Em entrevista à Gazeta do Povo, o prefeito de Paranavaí, Carlos Henrique Rossato Gomes, o Delegado KIQ (PODE), explica que o município pretende assumir o serviço de água e esgoto e que “não vamos renovar de jeito nenhum” com a Sanepar. A ideia, segundo ele, é garantir uma tarifa menor aos usuários e que o ganho obtido com a exploração do serviço seja revertido integralmente para o próprio município.
“Temos cerca de 40 mil unidades consumidores, com baixa inadimplência. Temos 100% de água tratada e de 85% a 90% de esgotamento sanitário. Então é um município que está próximo da universalização, que precisaria de um investimento pequeno. Uma exploração altamente rentável. A diferença [se assumirmos os serviços] é que o superávit seria investido na cidade e não destinado a acionistas [da Sanepar]”, disse ele.
O prefeito de Paranavaí explica que a Sanepar atua no município desde 1973 e que já foram feitos dois aditivos. Em 2018, já na sua gestão, não houve prorrogação. Mas a estatal continua prestando os serviços, através de um contrato precário. Para sair de lá, segundo o prefeito, a companhia paranaense estaria exigindo uma indenização de R$ 85 milhões – o que representa quase um terço do orçamento anual da cidade. O prefeito contesta o valor cobrado e a questão, atualmente, está sendo discutida no âmbito do Tribunal de Justiça. Enquanto isso, a prefeitura segue planejando a retomada da exploração dos serviços.

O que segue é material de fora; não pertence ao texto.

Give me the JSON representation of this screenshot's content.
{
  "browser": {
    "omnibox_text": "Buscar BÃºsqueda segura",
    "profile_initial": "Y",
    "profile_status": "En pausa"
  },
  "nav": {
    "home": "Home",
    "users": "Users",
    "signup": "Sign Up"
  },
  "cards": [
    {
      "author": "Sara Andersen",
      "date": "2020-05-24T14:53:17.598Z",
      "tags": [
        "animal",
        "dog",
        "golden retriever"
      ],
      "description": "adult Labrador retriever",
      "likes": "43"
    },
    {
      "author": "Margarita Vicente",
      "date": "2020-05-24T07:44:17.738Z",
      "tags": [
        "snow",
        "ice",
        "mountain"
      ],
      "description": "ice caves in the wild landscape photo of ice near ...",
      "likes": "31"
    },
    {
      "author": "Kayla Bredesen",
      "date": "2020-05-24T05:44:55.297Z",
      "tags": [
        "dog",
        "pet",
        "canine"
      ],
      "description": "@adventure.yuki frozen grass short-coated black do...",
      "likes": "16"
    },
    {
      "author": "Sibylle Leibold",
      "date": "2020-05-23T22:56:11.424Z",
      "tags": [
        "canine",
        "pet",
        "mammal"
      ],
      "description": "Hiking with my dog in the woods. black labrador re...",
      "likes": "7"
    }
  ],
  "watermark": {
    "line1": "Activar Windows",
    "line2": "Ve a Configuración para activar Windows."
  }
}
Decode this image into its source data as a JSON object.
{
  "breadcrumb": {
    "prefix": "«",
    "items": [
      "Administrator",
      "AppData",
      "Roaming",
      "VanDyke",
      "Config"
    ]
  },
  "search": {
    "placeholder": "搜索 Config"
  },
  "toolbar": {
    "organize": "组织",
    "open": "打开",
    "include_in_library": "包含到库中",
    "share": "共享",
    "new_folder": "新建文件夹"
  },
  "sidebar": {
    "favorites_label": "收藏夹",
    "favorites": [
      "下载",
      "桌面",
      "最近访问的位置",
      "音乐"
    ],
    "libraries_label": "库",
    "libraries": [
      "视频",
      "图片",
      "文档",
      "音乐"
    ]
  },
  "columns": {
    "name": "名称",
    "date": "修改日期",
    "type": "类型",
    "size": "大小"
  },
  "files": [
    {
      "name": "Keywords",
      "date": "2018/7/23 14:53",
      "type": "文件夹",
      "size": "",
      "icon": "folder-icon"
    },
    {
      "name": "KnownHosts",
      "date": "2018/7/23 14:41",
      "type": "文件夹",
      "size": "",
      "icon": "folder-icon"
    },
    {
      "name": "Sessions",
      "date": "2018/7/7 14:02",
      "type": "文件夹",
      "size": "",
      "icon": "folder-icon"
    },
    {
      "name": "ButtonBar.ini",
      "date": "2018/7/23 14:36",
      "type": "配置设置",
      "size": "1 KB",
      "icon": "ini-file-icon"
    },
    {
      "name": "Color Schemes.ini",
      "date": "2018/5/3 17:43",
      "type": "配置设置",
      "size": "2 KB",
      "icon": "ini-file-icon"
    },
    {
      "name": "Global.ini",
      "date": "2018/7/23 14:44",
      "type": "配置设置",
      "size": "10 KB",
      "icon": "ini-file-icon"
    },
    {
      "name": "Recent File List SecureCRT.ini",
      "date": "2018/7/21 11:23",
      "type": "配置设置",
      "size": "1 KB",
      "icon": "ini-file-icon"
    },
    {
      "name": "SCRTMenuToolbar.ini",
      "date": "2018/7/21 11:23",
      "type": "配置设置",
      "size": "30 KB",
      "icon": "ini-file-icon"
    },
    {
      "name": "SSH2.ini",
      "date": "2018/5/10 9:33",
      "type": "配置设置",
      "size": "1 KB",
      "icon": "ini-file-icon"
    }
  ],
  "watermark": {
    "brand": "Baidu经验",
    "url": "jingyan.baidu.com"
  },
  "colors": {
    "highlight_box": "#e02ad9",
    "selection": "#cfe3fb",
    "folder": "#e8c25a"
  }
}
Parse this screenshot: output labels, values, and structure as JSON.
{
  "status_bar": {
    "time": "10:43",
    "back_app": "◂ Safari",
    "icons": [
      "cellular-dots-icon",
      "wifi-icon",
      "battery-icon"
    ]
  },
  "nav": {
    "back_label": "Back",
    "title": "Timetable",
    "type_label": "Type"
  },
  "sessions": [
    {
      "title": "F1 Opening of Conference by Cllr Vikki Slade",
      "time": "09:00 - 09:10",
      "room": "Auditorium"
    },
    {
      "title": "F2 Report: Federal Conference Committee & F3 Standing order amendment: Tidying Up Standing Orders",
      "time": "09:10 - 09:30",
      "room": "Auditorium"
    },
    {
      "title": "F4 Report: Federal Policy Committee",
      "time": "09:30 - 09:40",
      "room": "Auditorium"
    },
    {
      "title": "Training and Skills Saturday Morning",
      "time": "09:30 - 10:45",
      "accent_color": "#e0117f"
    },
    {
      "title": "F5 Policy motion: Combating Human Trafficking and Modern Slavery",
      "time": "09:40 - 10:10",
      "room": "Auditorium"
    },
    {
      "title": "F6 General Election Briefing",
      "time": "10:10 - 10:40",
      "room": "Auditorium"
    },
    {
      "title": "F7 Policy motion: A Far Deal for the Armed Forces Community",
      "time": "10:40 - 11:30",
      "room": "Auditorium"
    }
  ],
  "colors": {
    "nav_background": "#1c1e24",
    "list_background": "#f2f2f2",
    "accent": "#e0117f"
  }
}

Na condição de amicus curiae, a prefeitura de Paranavaí também endossa a ADI do deputado estadual Homero Marchese. Para o Delegado KIQ, não houve debate suficiente na elaboração da lei estadual.
Números
Levantamento realizado em 2021 pelo Tribunal de Contas do Estado do Paraná (TCE-PR) revela que 39 municípios têm serviços de água e esgoto administrados por uma autarquia, 14 pela própria administração pública direta, um por empresa privada e 345 pela Sanepar.